Nora Bensahel, a scholar in residence at Johns Hopkins, predicted “two tremendous impacts” on the military from COVID-19 and the nation’s response to its aftermath.

The first major change will be in how Americans view national security, something that “has already changed very dramatically,” Bensahel said.

Internal threats will increasingly replace external threats as the main concern and will be seen by Americans as “more important to their day-to-day lives than potential threats from places like China and Russia and other places that are far away,” she said.

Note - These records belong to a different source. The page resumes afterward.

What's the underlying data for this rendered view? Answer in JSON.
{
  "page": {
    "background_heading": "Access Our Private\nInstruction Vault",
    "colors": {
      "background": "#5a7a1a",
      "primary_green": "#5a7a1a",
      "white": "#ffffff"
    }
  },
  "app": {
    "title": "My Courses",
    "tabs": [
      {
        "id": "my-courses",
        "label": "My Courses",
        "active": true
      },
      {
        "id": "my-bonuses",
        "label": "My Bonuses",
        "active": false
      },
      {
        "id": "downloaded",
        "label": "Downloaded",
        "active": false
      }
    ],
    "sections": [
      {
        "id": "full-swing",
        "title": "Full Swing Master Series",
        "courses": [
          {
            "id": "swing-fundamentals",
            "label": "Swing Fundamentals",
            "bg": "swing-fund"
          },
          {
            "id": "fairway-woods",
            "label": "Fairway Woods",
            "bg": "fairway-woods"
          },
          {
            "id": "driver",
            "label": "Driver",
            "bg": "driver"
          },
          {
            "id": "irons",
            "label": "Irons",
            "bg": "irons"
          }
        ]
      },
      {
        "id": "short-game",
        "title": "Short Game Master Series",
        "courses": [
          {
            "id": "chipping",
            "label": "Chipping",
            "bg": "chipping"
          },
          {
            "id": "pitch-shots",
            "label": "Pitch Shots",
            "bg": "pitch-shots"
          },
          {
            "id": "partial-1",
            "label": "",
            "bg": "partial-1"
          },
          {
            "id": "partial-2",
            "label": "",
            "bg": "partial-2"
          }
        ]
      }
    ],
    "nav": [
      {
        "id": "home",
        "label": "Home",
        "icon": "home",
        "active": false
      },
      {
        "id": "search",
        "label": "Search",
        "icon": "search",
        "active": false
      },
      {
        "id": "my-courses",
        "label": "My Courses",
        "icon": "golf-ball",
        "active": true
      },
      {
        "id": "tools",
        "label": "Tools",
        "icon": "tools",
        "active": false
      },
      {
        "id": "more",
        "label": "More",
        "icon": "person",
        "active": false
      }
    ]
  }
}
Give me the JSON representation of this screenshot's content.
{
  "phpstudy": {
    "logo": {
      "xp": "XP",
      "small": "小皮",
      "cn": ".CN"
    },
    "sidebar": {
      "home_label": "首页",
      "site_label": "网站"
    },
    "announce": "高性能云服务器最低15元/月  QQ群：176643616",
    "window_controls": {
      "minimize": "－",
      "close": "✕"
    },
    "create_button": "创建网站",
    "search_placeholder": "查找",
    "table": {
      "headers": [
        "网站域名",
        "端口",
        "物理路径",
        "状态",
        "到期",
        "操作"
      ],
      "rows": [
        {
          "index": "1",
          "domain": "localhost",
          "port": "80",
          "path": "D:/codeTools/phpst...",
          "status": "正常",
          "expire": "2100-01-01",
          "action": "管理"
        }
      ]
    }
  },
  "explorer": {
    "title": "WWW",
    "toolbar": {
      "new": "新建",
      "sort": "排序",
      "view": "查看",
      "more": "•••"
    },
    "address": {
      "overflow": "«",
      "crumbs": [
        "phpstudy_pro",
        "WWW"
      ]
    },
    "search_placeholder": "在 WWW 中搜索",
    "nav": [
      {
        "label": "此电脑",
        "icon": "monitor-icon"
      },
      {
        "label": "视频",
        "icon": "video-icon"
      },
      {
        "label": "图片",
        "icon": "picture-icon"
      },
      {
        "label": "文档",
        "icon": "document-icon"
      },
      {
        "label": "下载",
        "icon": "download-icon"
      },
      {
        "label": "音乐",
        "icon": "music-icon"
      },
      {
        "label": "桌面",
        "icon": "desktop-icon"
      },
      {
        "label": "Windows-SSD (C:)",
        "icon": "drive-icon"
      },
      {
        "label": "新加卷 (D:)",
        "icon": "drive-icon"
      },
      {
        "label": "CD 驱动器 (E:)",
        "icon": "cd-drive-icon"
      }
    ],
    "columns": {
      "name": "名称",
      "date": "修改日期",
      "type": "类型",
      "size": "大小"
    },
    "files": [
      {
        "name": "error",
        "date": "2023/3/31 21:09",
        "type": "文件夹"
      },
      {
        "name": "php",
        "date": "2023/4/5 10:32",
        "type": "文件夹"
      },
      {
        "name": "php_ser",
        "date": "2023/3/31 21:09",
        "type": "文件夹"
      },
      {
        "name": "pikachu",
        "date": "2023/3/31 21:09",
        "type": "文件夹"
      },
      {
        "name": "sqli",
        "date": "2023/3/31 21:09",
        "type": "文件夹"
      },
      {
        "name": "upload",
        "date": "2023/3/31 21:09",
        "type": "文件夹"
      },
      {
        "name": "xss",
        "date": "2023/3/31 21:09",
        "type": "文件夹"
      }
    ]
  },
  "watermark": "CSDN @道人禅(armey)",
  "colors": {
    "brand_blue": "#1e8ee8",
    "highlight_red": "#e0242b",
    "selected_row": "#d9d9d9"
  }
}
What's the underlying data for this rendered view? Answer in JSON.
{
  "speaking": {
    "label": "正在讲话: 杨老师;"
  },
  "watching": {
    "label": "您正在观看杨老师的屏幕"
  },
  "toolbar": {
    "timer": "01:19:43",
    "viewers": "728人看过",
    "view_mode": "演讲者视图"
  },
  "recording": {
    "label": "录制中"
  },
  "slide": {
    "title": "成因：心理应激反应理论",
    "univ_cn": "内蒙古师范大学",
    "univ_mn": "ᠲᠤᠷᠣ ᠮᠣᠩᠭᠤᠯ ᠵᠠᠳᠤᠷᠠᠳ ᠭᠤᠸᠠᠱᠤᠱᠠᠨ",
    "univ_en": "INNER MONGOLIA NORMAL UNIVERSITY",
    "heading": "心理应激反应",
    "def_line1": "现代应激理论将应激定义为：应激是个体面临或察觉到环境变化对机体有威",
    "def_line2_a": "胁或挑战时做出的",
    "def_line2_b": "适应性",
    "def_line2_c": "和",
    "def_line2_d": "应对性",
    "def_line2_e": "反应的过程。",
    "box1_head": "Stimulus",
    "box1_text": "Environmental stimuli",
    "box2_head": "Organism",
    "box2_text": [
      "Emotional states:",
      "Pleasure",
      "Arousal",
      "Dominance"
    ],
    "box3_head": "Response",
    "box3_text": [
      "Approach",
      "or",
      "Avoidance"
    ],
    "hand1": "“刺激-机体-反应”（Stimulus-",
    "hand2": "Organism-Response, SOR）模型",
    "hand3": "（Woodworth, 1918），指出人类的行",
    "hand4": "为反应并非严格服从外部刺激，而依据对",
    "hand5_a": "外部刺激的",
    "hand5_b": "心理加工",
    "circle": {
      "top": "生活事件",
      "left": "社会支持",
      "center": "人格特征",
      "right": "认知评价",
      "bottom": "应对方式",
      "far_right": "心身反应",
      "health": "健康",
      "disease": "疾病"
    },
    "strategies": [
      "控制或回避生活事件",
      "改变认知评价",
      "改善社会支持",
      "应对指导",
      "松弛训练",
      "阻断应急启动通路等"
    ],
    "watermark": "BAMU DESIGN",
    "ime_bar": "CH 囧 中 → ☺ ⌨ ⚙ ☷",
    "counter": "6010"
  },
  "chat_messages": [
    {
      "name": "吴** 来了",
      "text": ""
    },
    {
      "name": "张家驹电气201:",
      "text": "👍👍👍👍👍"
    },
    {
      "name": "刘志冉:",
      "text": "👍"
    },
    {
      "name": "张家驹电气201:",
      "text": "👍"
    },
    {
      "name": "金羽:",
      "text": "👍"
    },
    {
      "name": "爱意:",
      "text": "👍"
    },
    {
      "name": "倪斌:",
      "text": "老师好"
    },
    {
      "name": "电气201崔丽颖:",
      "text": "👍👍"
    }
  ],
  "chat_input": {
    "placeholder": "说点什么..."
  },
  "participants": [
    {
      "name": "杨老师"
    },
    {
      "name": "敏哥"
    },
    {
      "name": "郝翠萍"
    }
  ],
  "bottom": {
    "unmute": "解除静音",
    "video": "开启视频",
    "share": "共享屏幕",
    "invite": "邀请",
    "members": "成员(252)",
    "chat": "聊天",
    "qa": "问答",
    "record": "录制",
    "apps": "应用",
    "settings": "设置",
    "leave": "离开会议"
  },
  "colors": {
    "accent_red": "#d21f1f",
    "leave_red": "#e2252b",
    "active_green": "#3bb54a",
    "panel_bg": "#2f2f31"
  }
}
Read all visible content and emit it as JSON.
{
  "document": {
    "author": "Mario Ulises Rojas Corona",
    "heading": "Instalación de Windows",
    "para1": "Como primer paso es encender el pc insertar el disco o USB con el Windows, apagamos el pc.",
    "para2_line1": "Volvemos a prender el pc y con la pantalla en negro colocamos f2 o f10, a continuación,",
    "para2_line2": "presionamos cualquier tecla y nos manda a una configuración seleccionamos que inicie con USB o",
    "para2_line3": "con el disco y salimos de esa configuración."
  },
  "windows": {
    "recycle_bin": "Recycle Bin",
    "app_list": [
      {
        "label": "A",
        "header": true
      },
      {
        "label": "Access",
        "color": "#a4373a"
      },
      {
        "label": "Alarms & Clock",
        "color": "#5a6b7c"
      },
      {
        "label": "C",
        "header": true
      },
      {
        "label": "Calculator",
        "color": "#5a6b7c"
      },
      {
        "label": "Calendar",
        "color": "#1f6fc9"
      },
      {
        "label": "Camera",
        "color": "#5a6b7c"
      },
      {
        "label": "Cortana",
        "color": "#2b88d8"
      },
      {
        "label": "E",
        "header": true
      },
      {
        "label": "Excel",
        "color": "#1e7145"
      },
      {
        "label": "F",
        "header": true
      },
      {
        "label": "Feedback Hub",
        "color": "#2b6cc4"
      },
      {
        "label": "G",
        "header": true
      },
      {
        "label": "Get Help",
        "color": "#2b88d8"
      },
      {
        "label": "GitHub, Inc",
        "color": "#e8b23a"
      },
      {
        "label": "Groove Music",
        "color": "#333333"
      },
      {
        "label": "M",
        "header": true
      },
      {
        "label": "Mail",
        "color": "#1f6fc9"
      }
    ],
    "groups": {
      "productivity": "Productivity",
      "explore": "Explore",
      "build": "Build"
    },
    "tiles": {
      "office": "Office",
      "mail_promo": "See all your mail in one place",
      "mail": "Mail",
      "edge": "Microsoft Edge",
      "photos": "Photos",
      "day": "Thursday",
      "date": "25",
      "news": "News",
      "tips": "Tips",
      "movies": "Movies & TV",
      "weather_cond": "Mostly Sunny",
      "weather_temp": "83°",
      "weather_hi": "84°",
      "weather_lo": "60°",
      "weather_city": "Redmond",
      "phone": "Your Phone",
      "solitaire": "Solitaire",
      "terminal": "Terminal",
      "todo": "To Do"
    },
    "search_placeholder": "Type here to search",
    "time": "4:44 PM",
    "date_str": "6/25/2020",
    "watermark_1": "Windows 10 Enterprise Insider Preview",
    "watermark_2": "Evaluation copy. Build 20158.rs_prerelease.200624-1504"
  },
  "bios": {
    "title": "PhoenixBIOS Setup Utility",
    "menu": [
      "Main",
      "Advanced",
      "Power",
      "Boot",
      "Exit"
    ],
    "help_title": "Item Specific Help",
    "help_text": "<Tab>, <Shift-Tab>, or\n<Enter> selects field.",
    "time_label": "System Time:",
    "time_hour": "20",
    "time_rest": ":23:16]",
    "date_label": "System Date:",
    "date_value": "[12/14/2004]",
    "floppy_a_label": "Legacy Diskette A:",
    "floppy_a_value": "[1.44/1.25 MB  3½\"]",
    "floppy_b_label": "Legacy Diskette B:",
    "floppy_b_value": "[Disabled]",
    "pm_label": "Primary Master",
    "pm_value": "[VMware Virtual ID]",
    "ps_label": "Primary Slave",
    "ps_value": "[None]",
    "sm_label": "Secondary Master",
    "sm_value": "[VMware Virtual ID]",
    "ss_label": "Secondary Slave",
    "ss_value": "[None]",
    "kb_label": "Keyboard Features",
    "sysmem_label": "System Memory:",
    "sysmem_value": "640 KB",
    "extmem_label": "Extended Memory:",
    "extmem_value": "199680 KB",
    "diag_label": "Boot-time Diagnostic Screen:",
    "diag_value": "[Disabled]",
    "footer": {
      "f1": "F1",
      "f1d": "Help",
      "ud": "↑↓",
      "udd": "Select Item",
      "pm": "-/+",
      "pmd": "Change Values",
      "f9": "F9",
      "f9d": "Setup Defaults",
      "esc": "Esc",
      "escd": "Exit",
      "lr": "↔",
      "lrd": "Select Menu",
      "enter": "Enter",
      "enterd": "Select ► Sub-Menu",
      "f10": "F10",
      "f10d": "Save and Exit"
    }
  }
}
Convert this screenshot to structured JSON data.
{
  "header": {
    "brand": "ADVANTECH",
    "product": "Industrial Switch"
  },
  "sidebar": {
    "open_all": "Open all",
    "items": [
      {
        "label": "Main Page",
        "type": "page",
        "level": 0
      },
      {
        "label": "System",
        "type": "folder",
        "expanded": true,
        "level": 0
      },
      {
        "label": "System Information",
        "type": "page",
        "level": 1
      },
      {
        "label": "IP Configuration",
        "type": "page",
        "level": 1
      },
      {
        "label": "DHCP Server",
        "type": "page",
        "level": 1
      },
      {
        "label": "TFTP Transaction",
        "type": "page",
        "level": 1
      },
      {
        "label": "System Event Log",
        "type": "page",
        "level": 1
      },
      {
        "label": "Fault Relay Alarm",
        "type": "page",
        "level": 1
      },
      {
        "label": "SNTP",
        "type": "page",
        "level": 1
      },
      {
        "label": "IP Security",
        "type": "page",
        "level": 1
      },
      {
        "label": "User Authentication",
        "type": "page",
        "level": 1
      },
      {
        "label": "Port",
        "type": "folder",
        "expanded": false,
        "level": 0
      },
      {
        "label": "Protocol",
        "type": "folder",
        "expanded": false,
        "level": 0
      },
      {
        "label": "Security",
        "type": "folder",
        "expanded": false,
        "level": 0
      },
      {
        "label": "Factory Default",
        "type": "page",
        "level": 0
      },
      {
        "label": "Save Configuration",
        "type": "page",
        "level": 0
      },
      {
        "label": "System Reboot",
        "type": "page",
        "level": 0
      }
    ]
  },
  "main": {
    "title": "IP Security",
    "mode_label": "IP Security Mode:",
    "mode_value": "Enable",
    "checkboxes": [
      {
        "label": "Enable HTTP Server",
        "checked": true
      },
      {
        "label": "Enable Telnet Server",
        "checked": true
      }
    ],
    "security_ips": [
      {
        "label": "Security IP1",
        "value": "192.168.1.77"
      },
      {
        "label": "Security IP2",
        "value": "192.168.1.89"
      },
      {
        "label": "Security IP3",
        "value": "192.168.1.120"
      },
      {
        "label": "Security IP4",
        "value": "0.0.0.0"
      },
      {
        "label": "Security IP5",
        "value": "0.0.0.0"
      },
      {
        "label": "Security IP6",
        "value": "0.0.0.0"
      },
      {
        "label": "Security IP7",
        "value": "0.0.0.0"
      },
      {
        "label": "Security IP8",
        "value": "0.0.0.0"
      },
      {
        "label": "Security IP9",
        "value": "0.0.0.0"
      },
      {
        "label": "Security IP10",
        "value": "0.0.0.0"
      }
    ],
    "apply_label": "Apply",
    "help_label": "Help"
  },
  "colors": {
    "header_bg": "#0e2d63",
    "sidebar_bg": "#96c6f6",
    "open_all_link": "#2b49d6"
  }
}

“Lots of Americans are going to see the Defense Department as nowhere near as relevant to their new definitions of personal security going forward, and that’s going to be a big transformative change,” Bensahel said.

The second major change will come in the way of shrinking defense budgets, she said.

Funding for defense “is almost certainly going to go down, and it is probably going to go down a lot,” she said.

“This economic crisis is also going to cause a great deal of budgetary constraints overall,” Bensahel said. “[The] defense budget is going to shrink substantially in the years to come.”